DID YOU MAKE THIS RECIPE? Share your creations by tagging @notquitenigella on Instagram with the hashtag #notquitenigella
Black Widow Macarons
Preparation time: 1.5 hours
Cooking time: 1.5 hours
- 300g/10.6ozs. Tant Pour Tant (150g almond meal, 150g icing sugar)
- 60/2.12ozs egg whites (let's call this lot 1)
- 150g/65.21ozs. caster or superfine sugar
- 37g/1.3ozs. water
- Black food colouring
- 60g/2.12ozs. egg whites (lot 2)
- 125g/4.3ozs. butter, at room temperature (Jessica uses Pepe Saya cultured butter)
- 65g/2.2 ozs caster or superfine suagar
- 35mls/1.23 fl ozs. room temperature water, test with wrist
- Purple food colouring gel
- -Blackberry flavouring oil (I use Lorann)
Royal Icing (this will make more than you need)
- 1 egg white
- 200g/7ozs icing or confectioner's sugar
- Black food colouring
- 250g/8.8ozs. crunchy blackberry gums
- Tiny purple cachous
Step 1 - Sieve the tant pour tant well with a fine sieve. I hate this part, honestly. Sifting and transcribing are my two most hated tasks apart from talking to Henry (haha!). Mix lot 1 of the egg whites with the TPT and mix to a thick paste.
Step 2 - Place the caster sugar, water and black food colouring (go quite strong with this, about 1/2 teaspoon depending on what kind of colouring you use) in a heavy bottomed saucepan. Place lot 2 of the egg whites in a mixer fitted with a whisk attachment. Have a temperature gun ready. Heat the sugar and melt the sugar and then bring to a boil until it reaches 110C/230F. Start the whisking process for the egg whites and when the sugar syrup reaches 118C/244F then pour it into the fluffy egg whites and whisk for 1 minute on high. Then reduce speed to medium for 2 minutes or until the mixture reduces down to 50C/122F.
Step 3 - Line 3-4 baking trays with parchment or silpats (I find best results with silpats). Place the mixture in a piping bag fitted with a plain size 11 nozzle. Pipe desired sizes making sure to leave about an inch between each one. Allow to sit until a skin forms-this can take anything from 15 minutes to over an hour and it depends on the weather conditions. If you have air conditioning, you can switch it onto cool and this will help speed it up (very humid conditions are not ideal for making macarons).
Step 4 - When you can touch the surface of the macarons and it doesn't stick they are ready to bake. Bake in a 150C/300F oven for 30 minutes. I bake one tray at a time as sometimes the bottom tray doesn't bake as well and doesn't form feet. Allow to cool for 10 minutes on the silpat and they will pull away perfectly.

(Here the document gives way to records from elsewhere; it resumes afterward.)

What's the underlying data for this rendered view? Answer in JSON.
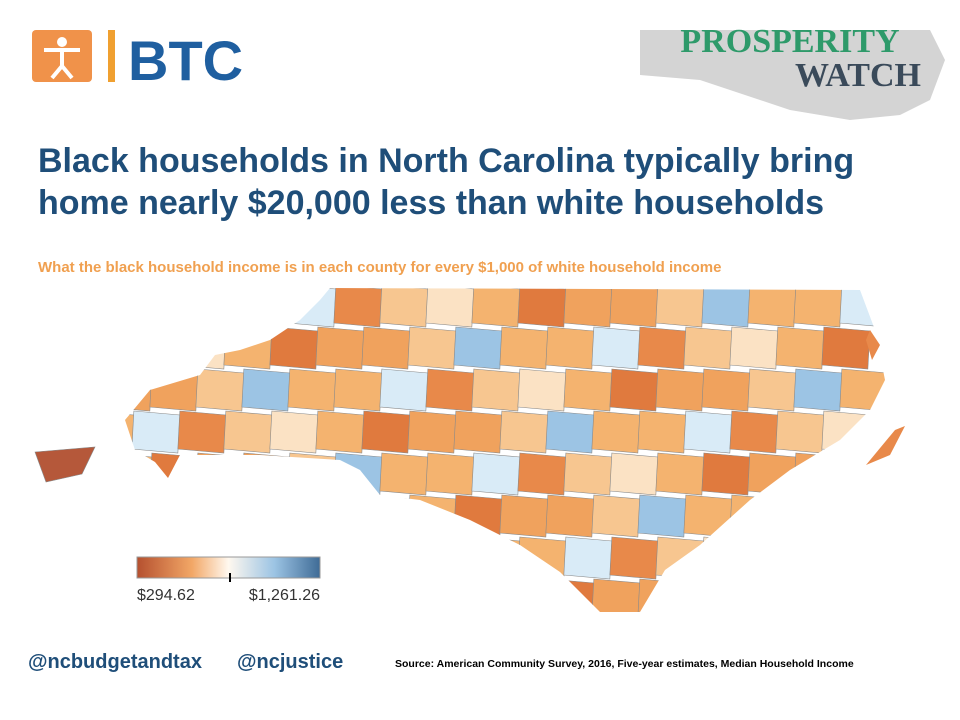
{
  "header": {
    "logo": "BTC",
    "brand": [
      "PROSPERITY",
      "WATCH"
    ]
  },
  "title": [
    "Black households in North Carolina typically bring",
    "home nearly $20,000 less than white households"
  ],
  "subtitle": "What the black household income is in each county for every $1,000 of white household income",
  "legend": {
    "min": "$294.62",
    "max": "$1,261.26"
  },
  "footer": {
    "handles": [
      "@ncbudgetandtax",
      "@ncjustice"
    ],
    "source": "Source: American Community Survey, 2016, Five-year estimates, Median Household Income"
  }
}
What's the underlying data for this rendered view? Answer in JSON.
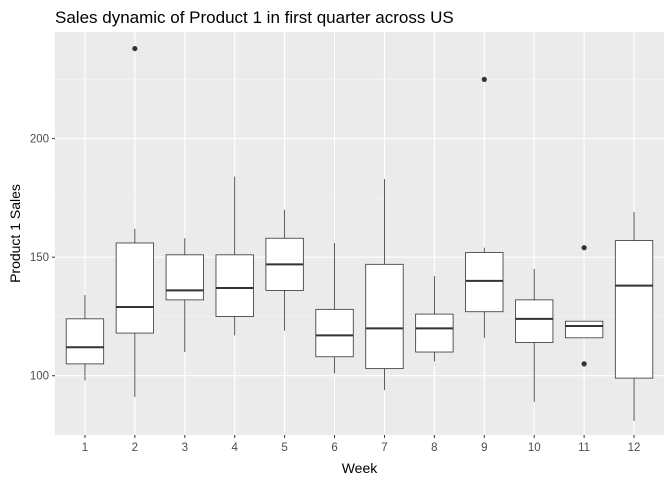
{
  "chart_data": {
    "type": "boxplot",
    "title": "Sales dynamic of Product 1 in first quarter across US",
    "xlabel": "Week",
    "ylabel": "Product 1 Sales",
    "categories": [
      "1",
      "2",
      "3",
      "4",
      "5",
      "6",
      "7",
      "8",
      "9",
      "10",
      "11",
      "12"
    ],
    "ylim": [
      75,
      245
    ],
    "yticks": [
      100,
      150,
      200
    ],
    "ytick_labels": [
      "100",
      "150",
      "200"
    ],
    "grid": true,
    "legend": "none",
    "boxes": [
      {
        "week": "1",
        "min": 98,
        "q1": 105,
        "median": 112,
        "q3": 124,
        "max": 134,
        "outliers": []
      },
      {
        "week": "2",
        "min": 91,
        "q1": 118,
        "median": 129,
        "q3": 156,
        "max": 162,
        "outliers": [
          238
        ]
      },
      {
        "week": "3",
        "min": 110,
        "q1": 132,
        "median": 136,
        "q3": 151,
        "max": 158,
        "outliers": []
      },
      {
        "week": "4",
        "min": 117,
        "q1": 125,
        "median": 137,
        "q3": 151,
        "max": 184,
        "outliers": []
      },
      {
        "week": "5",
        "min": 119,
        "q1": 136,
        "median": 147,
        "q3": 158,
        "max": 170,
        "outliers": []
      },
      {
        "week": "6",
        "min": 101,
        "q1": 108,
        "median": 117,
        "q3": 128,
        "max": 156,
        "outliers": []
      },
      {
        "week": "7",
        "min": 94,
        "q1": 103,
        "median": 120,
        "q3": 147,
        "max": 183,
        "outliers": []
      },
      {
        "week": "8",
        "min": 106,
        "q1": 110,
        "median": 120,
        "q3": 126,
        "max": 142,
        "outliers": []
      },
      {
        "week": "9",
        "min": 116,
        "q1": 127,
        "median": 140,
        "q3": 152,
        "max": 154,
        "outliers": [
          225
        ]
      },
      {
        "week": "10",
        "min": 89,
        "q1": 114,
        "median": 124,
        "q3": 132,
        "max": 145,
        "outliers": []
      },
      {
        "week": "11",
        "min": 116,
        "q1": 116,
        "median": 121,
        "q3": 123,
        "max": 123,
        "outliers": [
          154,
          105
        ]
      },
      {
        "week": "12",
        "min": 81,
        "q1": 99,
        "median": 138,
        "q3": 157,
        "max": 169,
        "outliers": []
      }
    ],
    "colors": {
      "panel": "#ebebeb",
      "grid_major": "#ffffff",
      "box_fill": "#ffffff",
      "box_line": "#333333",
      "tick_text": "#4d4d4d"
    }
  }
}
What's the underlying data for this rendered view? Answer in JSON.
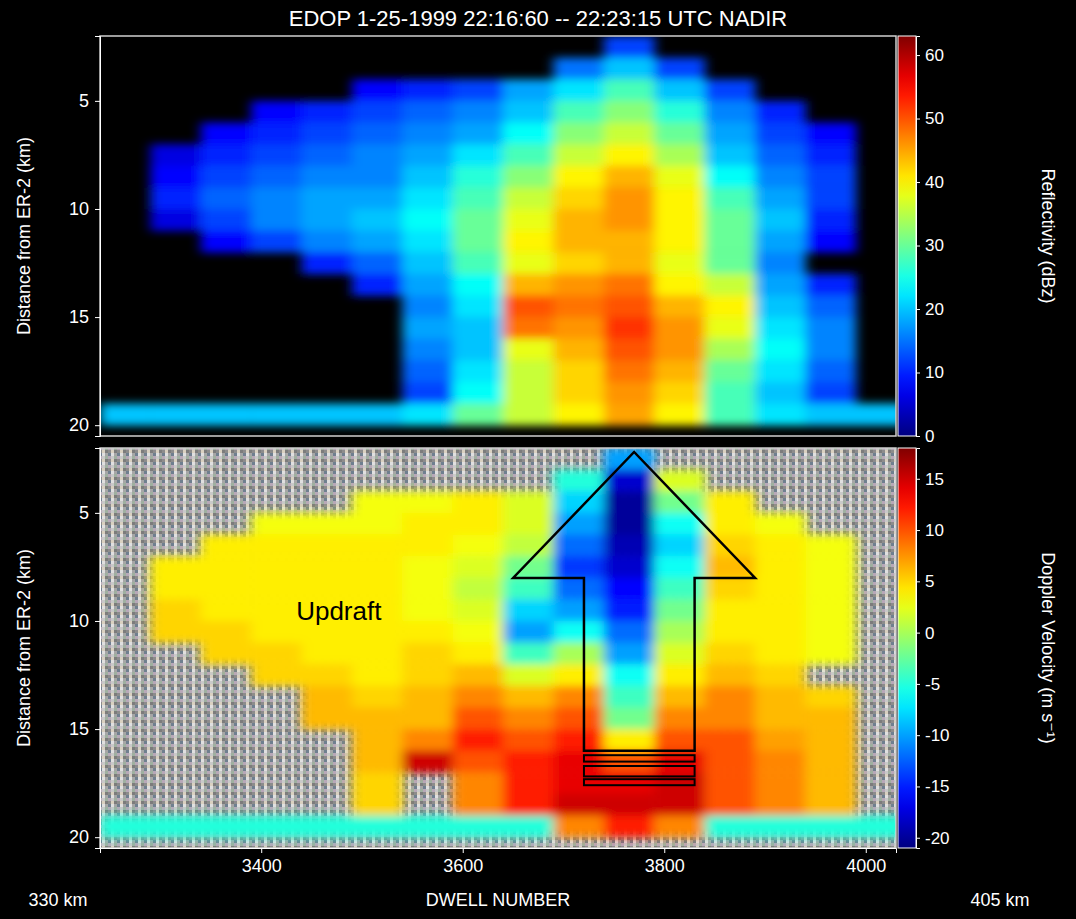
{
  "chart_data": [
    {
      "type": "heatmap",
      "title": "EDOP 1-25-1999  22:16:60 -- 22:23:15 UTC NADIR",
      "ylabel": "Distance from ER-2 (km)",
      "x": [
        3265,
        3315,
        3365,
        3415,
        3465,
        3515,
        3565,
        3615,
        3665,
        3715,
        3765,
        3815,
        3865,
        3915,
        3965,
        4015
      ],
      "y": [
        2.5,
        3.5,
        4.5,
        5.5,
        6.5,
        7.5,
        8.5,
        9.5,
        10.5,
        11.5,
        12.5,
        13.5,
        14.5,
        15.5,
        16.5,
        17.5,
        18.5,
        19.5
      ],
      "values": [
        [
          null,
          null,
          null,
          null,
          null,
          null,
          null,
          null,
          null,
          null,
          12,
          null,
          null,
          null,
          null,
          null
        ],
        [
          null,
          null,
          null,
          null,
          null,
          null,
          null,
          null,
          null,
          15,
          20,
          12,
          null,
          null,
          null,
          null
        ],
        [
          null,
          null,
          null,
          null,
          null,
          8,
          10,
          12,
          18,
          22,
          28,
          20,
          12,
          null,
          null,
          null
        ],
        [
          null,
          null,
          null,
          8,
          10,
          12,
          14,
          16,
          20,
          28,
          32,
          26,
          16,
          10,
          null,
          null
        ],
        [
          null,
          null,
          8,
          10,
          12,
          14,
          16,
          18,
          24,
          32,
          36,
          30,
          18,
          12,
          8,
          null
        ],
        [
          null,
          6,
          10,
          12,
          14,
          16,
          18,
          22,
          28,
          36,
          40,
          34,
          20,
          14,
          10,
          null
        ],
        [
          null,
          8,
          12,
          14,
          16,
          16,
          20,
          26,
          32,
          40,
          44,
          38,
          24,
          16,
          12,
          null
        ],
        [
          null,
          10,
          14,
          16,
          18,
          18,
          22,
          28,
          36,
          42,
          46,
          40,
          28,
          18,
          12,
          null
        ],
        [
          null,
          6,
          12,
          16,
          18,
          20,
          24,
          30,
          38,
          44,
          46,
          40,
          30,
          20,
          10,
          null
        ],
        [
          null,
          null,
          8,
          12,
          16,
          18,
          22,
          30,
          40,
          44,
          44,
          40,
          30,
          18,
          8,
          null
        ],
        [
          null,
          null,
          null,
          null,
          10,
          14,
          20,
          28,
          38,
          42,
          44,
          38,
          30,
          16,
          null,
          null
        ],
        [
          null,
          null,
          null,
          null,
          null,
          10,
          18,
          24,
          44,
          46,
          48,
          40,
          36,
          18,
          10,
          null
        ],
        [
          null,
          null,
          null,
          null,
          null,
          null,
          16,
          22,
          50,
          48,
          50,
          44,
          40,
          20,
          14,
          null
        ],
        [
          null,
          null,
          null,
          null,
          null,
          null,
          18,
          20,
          48,
          46,
          52,
          46,
          38,
          22,
          16,
          null
        ],
        [
          null,
          null,
          null,
          null,
          null,
          null,
          16,
          20,
          38,
          44,
          50,
          46,
          34,
          24,
          16,
          null
        ],
        [
          null,
          null,
          null,
          null,
          null,
          null,
          14,
          22,
          36,
          42,
          48,
          44,
          30,
          22,
          14,
          null
        ],
        [
          null,
          null,
          null,
          null,
          null,
          null,
          12,
          24,
          36,
          42,
          46,
          42,
          28,
          20,
          12,
          null
        ],
        [
          20,
          20,
          20,
          20,
          20,
          20,
          22,
          30,
          36,
          40,
          45,
          40,
          28,
          22,
          20,
          20
        ]
      ],
      "xlim": [
        3240,
        4030
      ],
      "ylim": [
        2,
        20.5
      ],
      "yticks": [
        5,
        10,
        15,
        20
      ],
      "tick_labels": "y",
      "colorbar": {
        "label": "Reflectivity (dBz)",
        "range": [
          0,
          63
        ],
        "ticks": [
          0,
          10,
          20,
          30,
          40,
          50,
          60
        ]
      }
    },
    {
      "type": "heatmap",
      "ylabel": "Distance from ER-2 (km)",
      "xlabel": "DWELL NUMBER",
      "x_end_labels": [
        "330 km",
        "405 km"
      ],
      "annotations": [
        "Updraft"
      ],
      "x": [
        3265,
        3315,
        3365,
        3415,
        3465,
        3515,
        3565,
        3615,
        3665,
        3715,
        3765,
        3815,
        3865,
        3915,
        3965,
        4015
      ],
      "y": [
        2.5,
        3.5,
        4.5,
        5.5,
        6.5,
        7.5,
        8.5,
        9.5,
        10.5,
        11.5,
        12.5,
        13.5,
        14.5,
        15.5,
        16.5,
        17.5,
        18.5,
        19.5
      ],
      "values": [
        [
          null,
          null,
          null,
          null,
          null,
          null,
          null,
          null,
          null,
          null,
          -10,
          null,
          null,
          null,
          null,
          null
        ],
        [
          null,
          null,
          null,
          null,
          null,
          null,
          null,
          null,
          null,
          -5,
          -18,
          2,
          null,
          null,
          null,
          null
        ],
        [
          null,
          null,
          null,
          null,
          null,
          3,
          3,
          4,
          2,
          -8,
          -20,
          -2,
          4,
          null,
          null,
          null
        ],
        [
          null,
          null,
          null,
          3,
          3,
          3,
          4,
          4,
          2,
          -10,
          -20,
          -6,
          4,
          3,
          null,
          null
        ],
        [
          null,
          null,
          4,
          4,
          4,
          4,
          4,
          3,
          1,
          -12,
          -19,
          -8,
          5,
          4,
          3,
          null
        ],
        [
          null,
          4,
          4,
          4,
          4,
          4,
          3,
          2,
          -2,
          -14,
          -18,
          -6,
          6,
          4,
          3,
          null
        ],
        [
          null,
          4,
          4,
          4,
          4,
          4,
          3,
          1,
          -4,
          -12,
          -16,
          -4,
          5,
          4,
          3,
          null
        ],
        [
          null,
          5,
          4,
          4,
          4,
          4,
          3,
          2,
          -8,
          -10,
          -15,
          -2,
          4,
          4,
          3,
          null
        ],
        [
          null,
          5,
          5,
          4,
          4,
          4,
          4,
          3,
          -10,
          -6,
          -12,
          0,
          4,
          4,
          3,
          null
        ],
        [
          null,
          null,
          5,
          5,
          4,
          4,
          5,
          4,
          -4,
          0,
          -10,
          2,
          5,
          4,
          3,
          null
        ],
        [
          null,
          null,
          null,
          5,
          5,
          4,
          5,
          6,
          2,
          4,
          -6,
          4,
          6,
          5,
          null,
          null
        ],
        [
          null,
          null,
          null,
          null,
          6,
          5,
          6,
          8,
          6,
          8,
          -4,
          6,
          8,
          6,
          5,
          null
        ],
        [
          null,
          null,
          null,
          null,
          6,
          6,
          6,
          10,
          8,
          10,
          -2,
          8,
          8,
          6,
          6,
          null
        ],
        [
          null,
          null,
          null,
          null,
          null,
          6,
          8,
          12,
          10,
          12,
          4,
          10,
          10,
          7,
          6,
          null
        ],
        [
          null,
          null,
          null,
          null,
          null,
          6,
          15,
          10,
          12,
          14,
          10,
          14,
          10,
          8,
          6,
          null
        ],
        [
          null,
          null,
          null,
          null,
          null,
          5,
          null,
          8,
          12,
          14,
          14,
          15,
          10,
          8,
          6,
          null
        ],
        [
          null,
          null,
          null,
          null,
          null,
          5,
          null,
          8,
          12,
          15,
          15,
          15,
          10,
          8,
          6,
          null
        ],
        [
          -5,
          -5,
          -5,
          -5,
          -5,
          -5,
          -5,
          -5,
          -5,
          8,
          12,
          8,
          -5,
          -5,
          -5,
          -5
        ]
      ],
      "xlim": [
        3240,
        4030
      ],
      "ylim": [
        2,
        20.5
      ],
      "xticks": [
        3400,
        3600,
        3800,
        4000
      ],
      "yticks": [
        5,
        10,
        15,
        20
      ],
      "colorbar": {
        "label": "Doppler Velocity (m s⁻¹)",
        "range": [
          -21,
          18
        ],
        "ticks": [
          -20,
          -15,
          -10,
          -5,
          0,
          5,
          10,
          15
        ]
      }
    }
  ]
}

Step 5 - I never make the buttercream until the macarons are done (because I tried these last year and they totally flopped, tricky little buggers). On speed 3 (out of 10 so quite slow) using a beater attachment beat the butter for 5 minutes and then add the sugar and water in two lots and beat for an additional 8 minutes. Add colouring and blackberry flavouring and beat for another 2 minutes.
Step 6 - Fit a piping bag with a star tip and place the buttercream in the piping bag. Separate macarons into matching size pairs. Pipe the buttercream on one half and sandwich together. Place in the fridge until ready.
Step 7 - Make the royal icing. Add the icing sugar to a food processor and process until all lumps are gone. Add the egg white and test the consistency. You want it to be able to hold a fine line-sift more icing sugar into the mix if it isn't stiff enough or add a drop of water if it is too stiff.
Step 8 - Place into a small piping bag (I make one out of parchment) and attach one blackberry gum on top of each macaron pair. Pipe patterns onto the macarons and then drop a couple of pearl cachous for eyes. Allow to set completely. Store in the fridge until needed. These are delicate but also freeze well but are best frozen without the royal icing detail and the gummy.